Nonetheless, the framers gave us checks and balances. This structure could not ensure the survival of the nation, but it would improve it chances. In Federalist No. 16, Hamilton writes about the importance of a constitution “competent in its own defense,” courts that could declare laws “contrary to the supreme law of the land, unconstitutional, and void,” and “a people enlightened enough to distinguish between a legal exercise and an illegal usurpation of authority.” The people, he says, are “the natural guardians of the Constitution.” So, too, is the press. During Watergate, the press and the people saw us through our most significant constitutional crisis. The press and the people are much needed now, and the very survival of the press as we know it is uncertain.
While the First Amendment guarantees freedom of speech and the press, there is no guarantee the “guarantee” will survive. The people, “the natural guardians of the Constitution,” must protect this right.

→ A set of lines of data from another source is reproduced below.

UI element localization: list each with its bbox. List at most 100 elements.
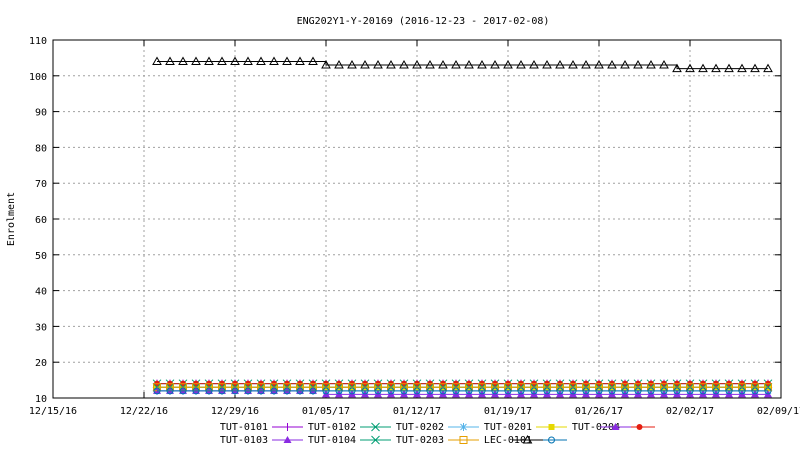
- legend-item: TUT-0201: [484, 422, 567, 433]
- triangle-marker: [204, 56, 214, 65]
- legend-label: TUT-0204: [572, 422, 620, 433]
- circle-marker: [673, 387, 681, 395]
- triangle-marker: [611, 423, 620, 430]
- circle-marker: [582, 387, 590, 395]
- triangle-marker: [373, 60, 383, 69]
- x-tick-label: 01/19/17: [484, 406, 532, 417]
- triangle-marker: [217, 56, 227, 65]
- circle-marker: [465, 387, 473, 395]
- legend-item: TUT-0102: [308, 422, 391, 433]
- circle-marker: [647, 387, 655, 395]
- triangle-marker: [503, 60, 513, 69]
- circle-marker: [699, 387, 707, 395]
- circle-marker: [153, 387, 161, 395]
- grid-lines: [53, 40, 781, 398]
- legend-item: TUT-0203: [396, 435, 479, 446]
- triangle-marker: [516, 60, 526, 69]
- triangle-marker: [412, 60, 422, 69]
- plot-frame: [52, 39, 782, 399]
- triangle-marker: [230, 56, 240, 65]
- square-marker: [548, 424, 555, 430]
- circle-marker: [348, 387, 356, 395]
- axis-ticks: 10 20 30 40 50 60 70 80 90 100 110 12/15/16 12/22/16…: [29, 36, 800, 417]
- triangle-marker: [334, 60, 344, 69]
- legend-label: TUT-0101: [220, 422, 268, 433]
- y-tick-label: 10: [35, 394, 47, 405]
- triangle-marker: [399, 60, 409, 69]
- triangle-marker: [451, 60, 461, 69]
- circle-marker: [335, 387, 343, 395]
- circle-marker: [452, 387, 460, 395]
- circle-marker: [179, 387, 187, 395]
- triangle-marker: [165, 56, 175, 65]
- triangle-marker: [672, 63, 682, 73]
- circle-marker: [621, 387, 629, 395]
- triangle-marker: [711, 63, 721, 73]
- triangle-marker: [698, 63, 708, 73]
- circle-marker: [361, 387, 369, 395]
- triangle-marker: [633, 60, 643, 69]
- series: [152, 56, 773, 73]
- legend-item: [512, 434, 543, 444]
- circle-marker: [322, 387, 330, 395]
- triangle-marker: [763, 63, 773, 73]
- square-marker: [459, 436, 468, 444]
- triangle-marker: [555, 60, 565, 69]
- triangle-marker: [522, 434, 533, 444]
- circle-marker: [491, 387, 499, 395]
- y-axis-label: Enrolment: [6, 192, 17, 246]
- cross-marker: [371, 435, 380, 445]
- x-tick-label: 12/22/16: [120, 406, 168, 417]
- legend-label: TUT-0103: [220, 435, 268, 446]
- triangle-marker: [178, 56, 188, 65]
- triangle-marker: [386, 60, 396, 69]
- circle-marker: [543, 387, 551, 395]
- triangle-marker: [620, 60, 630, 69]
- asterisk-marker: [459, 423, 468, 431]
- y-tick-label: 40: [35, 287, 47, 298]
- legend: TUT-0101 TUT-0102 TUT-0202 TUT-0201 TUT-0204…: [220, 422, 655, 446]
- triangle-marker: [490, 60, 500, 69]
- triangle-marker: [529, 60, 539, 69]
- circle-marker: [270, 387, 278, 395]
- series: [153, 387, 772, 395]
- series-group: [152, 56, 773, 398]
- legend-label: TUT-0203: [396, 435, 444, 446]
- circle-marker: [556, 387, 564, 395]
- circle-marker: [725, 387, 733, 395]
- circle-marker: [634, 387, 642, 395]
- y-tick-label: 30: [35, 322, 47, 333]
- triangle-marker: [646, 60, 656, 69]
- circle-marker: [569, 387, 577, 395]
- circle-marker: [439, 387, 447, 395]
- circle-marker: [374, 387, 382, 395]
- legend-item: TUT-0101: [220, 422, 303, 433]
- triangle-marker: [321, 60, 331, 69]
- legend-label: LEC-0101: [484, 435, 532, 446]
- circle-marker: [166, 387, 174, 395]
- circle-marker: [413, 387, 421, 395]
- triangle-marker: [283, 436, 292, 443]
- legend-item: [600, 423, 631, 430]
- x-tick-label: 12/29/16: [211, 406, 259, 417]
- circle-marker: [309, 387, 317, 395]
- x-tick-label: 01/12/17: [393, 406, 441, 417]
- circle-marker: [686, 387, 694, 395]
- triangle-marker: [425, 60, 435, 69]
- circle-marker: [426, 387, 434, 395]
- y-tick-label: 20: [35, 358, 47, 369]
- circle-marker: [192, 387, 200, 395]
- circle-marker: [517, 387, 525, 395]
- y-tick-label: 50: [35, 251, 47, 262]
- circle-marker: [636, 424, 643, 430]
- legend-label: TUT-0102: [308, 422, 356, 433]
- x-tick-label: 12/15/16: [29, 406, 77, 417]
- legend-item: TUT-0202: [396, 422, 479, 433]
- circle-marker: [478, 387, 486, 395]
- x-tick-label: 02/09/17: [757, 406, 800, 417]
- triangle-marker: [737, 63, 747, 73]
- circle-marker: [218, 387, 226, 395]
- legend-label: TUT-0104: [308, 435, 356, 446]
- circle-marker: [530, 387, 538, 395]
- triangle-marker: [438, 60, 448, 69]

It is not overly dramatic to say that the press is now under attack, and Hamilton would not have been able to predict how this assault would materialize in the twenty-first century. The Netflix documentary Nobody Speak (2017) reports on the efforts of billionaires, acting like petty dictators in third-world countries, to buy newspapers and control their reporting. The White House has banned television cameras at press briefings. President Trump is using Twitter to label mainstream news media Fake News and, most recently, to launch venom at Mika Brzezinski, cohost of Morning Joe. This is not democracy.

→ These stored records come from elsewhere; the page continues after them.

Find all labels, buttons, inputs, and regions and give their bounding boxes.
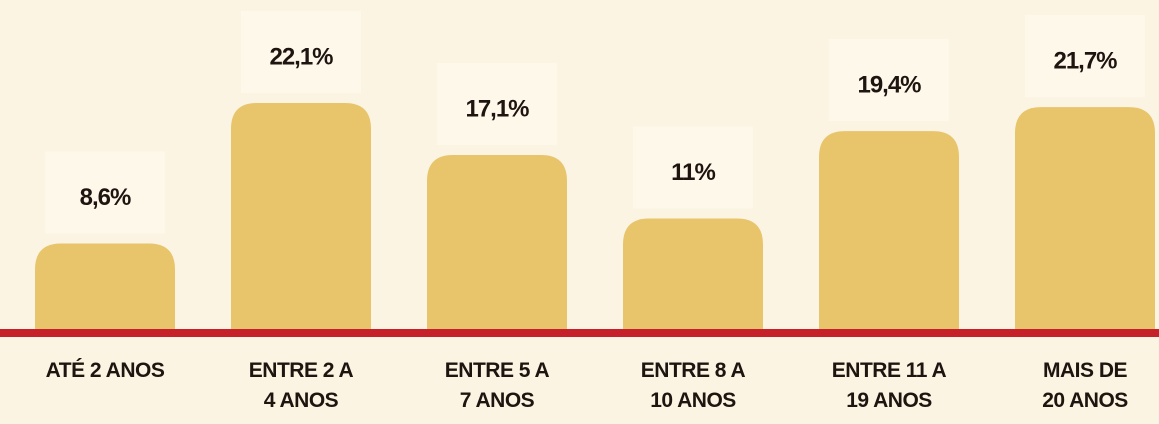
value-label: 21,7% <box>1053 48 1117 75</box>
value-label: 8,6% <box>80 184 131 211</box>
bar <box>819 131 959 333</box>
x-tick-label: MAIS DE 20 ANOS <box>1042 359 1128 412</box>
baseline <box>0 329 1159 337</box>
value-label: 11% <box>671 159 715 186</box>
bar <box>427 155 567 333</box>
value-label: 22,1% <box>269 43 333 70</box>
x-tick-label: ENTRE 5 A 7 ANOS <box>444 359 550 412</box>
bar <box>1015 107 1155 333</box>
label-box <box>45 151 165 234</box>
bar <box>623 218 763 333</box>
label-box <box>1025 15 1145 98</box>
x-tick-label: ENTRE 2 A 4 ANOS <box>248 359 354 412</box>
x-tick-label: ATÉ 2 ANOS <box>45 359 165 382</box>
bar <box>35 243 175 333</box>
label-box <box>241 11 361 93</box>
x-tick-label: ENTRE 8 A 10 ANOS <box>640 359 746 412</box>
value-label: 19,4% <box>857 71 921 98</box>
x-tick-label: ENTRE 11 A 19 ANOS <box>831 359 947 412</box>
label-box <box>633 126 753 209</box>
label-box <box>829 39 949 122</box>
label-box <box>437 63 557 146</box>
bar <box>231 103 371 333</box>
value-label: 17,1% <box>465 95 529 122</box>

But how can we support the press? Even though it may be painful to keep up with the news these days, we must pay attention to good news sources—that is, keep our subscriptions to newspapers and magazines, watch good news shows and give them shout outs on social media, go to news websites and support them with our hits and clicks.
We can also give them support reporters by understanding the stress and pressure they are experiencing. I am speaking about more than the pressure of trying to learn how to function in a world of fake news, some of which is generated by the White House. I am also speaking of the frustration reporters feel trying to explain how far the behavior of our president is beyond even normal political corruption. Richard Nixon, his re-election campaign, and his administration might have been undermining democracy behind the scenes, even compiling enemy lists, but Nixon understood that he had to mimic respect for his office in public. Our current president doesn’t even understand that.
As we try to figure out how to act in an era of alternative history, we need good reporting more than ever. It is important that we support journalists that are doing the difficult and tedious work of reporting and speaking, in the midst of chaos, with a calm and strong voice. They are easy to identify. They are the ones that President Trump is attacking.